Part of the hr frameworks cluster. This is educational, operational guidance that connects to the wider site — the employee lifecycle, employer operations, metrics and templates.
It connects the concept to retention practice.
Why it matters
Retention rarely improves by accident. A clear framework makes it proactive and driver-based rather than reactive at resignation.
It supports the retention rate.
Key concepts
- Risk identification by cohort.
- Action on controllable drivers.
- Learning from stays and exits.
- Proactive, not reactive.
Operational framework
- Define how retention risk is identified.
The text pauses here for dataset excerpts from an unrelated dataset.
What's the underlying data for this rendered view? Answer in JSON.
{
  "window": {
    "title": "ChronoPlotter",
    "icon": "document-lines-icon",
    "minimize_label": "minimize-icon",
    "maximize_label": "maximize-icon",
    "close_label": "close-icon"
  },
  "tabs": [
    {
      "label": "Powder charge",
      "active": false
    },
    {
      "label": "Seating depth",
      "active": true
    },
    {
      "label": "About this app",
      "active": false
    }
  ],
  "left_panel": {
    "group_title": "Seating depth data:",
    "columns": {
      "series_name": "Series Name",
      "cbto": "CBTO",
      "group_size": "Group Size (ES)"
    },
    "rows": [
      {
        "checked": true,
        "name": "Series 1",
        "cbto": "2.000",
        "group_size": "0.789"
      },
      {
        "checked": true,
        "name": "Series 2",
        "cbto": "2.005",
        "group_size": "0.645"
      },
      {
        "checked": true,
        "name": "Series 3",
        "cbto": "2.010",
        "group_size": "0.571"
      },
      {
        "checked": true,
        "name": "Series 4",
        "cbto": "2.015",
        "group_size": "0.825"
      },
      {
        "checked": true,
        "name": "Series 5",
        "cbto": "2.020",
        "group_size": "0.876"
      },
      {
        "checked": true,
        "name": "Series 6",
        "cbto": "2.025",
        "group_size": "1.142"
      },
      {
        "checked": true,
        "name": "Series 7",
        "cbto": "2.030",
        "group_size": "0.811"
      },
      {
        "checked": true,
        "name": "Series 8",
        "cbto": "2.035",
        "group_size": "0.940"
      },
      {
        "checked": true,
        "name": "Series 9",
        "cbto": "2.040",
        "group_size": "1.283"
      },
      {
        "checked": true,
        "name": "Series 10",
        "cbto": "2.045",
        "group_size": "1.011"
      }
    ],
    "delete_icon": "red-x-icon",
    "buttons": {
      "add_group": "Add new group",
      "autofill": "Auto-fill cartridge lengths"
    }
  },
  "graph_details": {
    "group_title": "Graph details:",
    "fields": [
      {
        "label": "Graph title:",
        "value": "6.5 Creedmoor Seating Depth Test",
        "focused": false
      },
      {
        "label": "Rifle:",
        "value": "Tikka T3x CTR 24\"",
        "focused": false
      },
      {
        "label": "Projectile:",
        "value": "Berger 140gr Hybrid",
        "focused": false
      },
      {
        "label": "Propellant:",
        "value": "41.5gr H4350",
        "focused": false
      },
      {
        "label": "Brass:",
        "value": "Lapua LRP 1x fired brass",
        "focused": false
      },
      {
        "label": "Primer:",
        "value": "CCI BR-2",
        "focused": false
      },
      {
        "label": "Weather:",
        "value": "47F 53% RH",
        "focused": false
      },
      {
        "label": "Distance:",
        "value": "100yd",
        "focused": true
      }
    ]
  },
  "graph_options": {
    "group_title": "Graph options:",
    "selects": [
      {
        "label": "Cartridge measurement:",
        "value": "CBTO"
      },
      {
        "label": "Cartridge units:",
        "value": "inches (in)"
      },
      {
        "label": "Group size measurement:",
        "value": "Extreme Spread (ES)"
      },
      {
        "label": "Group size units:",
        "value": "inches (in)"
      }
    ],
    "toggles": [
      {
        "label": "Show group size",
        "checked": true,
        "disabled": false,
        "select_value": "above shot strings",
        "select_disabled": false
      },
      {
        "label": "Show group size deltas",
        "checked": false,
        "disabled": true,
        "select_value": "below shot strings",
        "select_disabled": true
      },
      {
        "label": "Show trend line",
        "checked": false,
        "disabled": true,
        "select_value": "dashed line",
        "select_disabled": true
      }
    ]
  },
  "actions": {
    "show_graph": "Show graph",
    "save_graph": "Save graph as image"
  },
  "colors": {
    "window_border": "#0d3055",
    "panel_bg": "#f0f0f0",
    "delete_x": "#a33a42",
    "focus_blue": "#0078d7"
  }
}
- Focus on controllable drivers.
- Build in stay and exit learning.
- Connect to action and tracking.
- Connect it to plans and metrics.
Use cases
- Structuring retention efforts.
- Making retention proactive.
- Connecting drivers to action.
- Learning from exits systematically.
Common challenges
- Reactive-only retention.
- Focusing on uncontrollables.
- Ignoring exit signals.
- No tracking.
Best practices
- Be proactive.
- Focus on controllables.
- Learn from exits.
- Tie concept to plans.
Common mistakes
- Acting at resignation.
- Chasing uncontrollables.
- Ignoring exits.
- No segmentation.
Measure this with the employee retention rate metric, put it into practice with the employee retention plan template, and run it as a system via operationalising employee retention.
Free, printable HR resources
Practical, ungated resources to put this into action — no signup.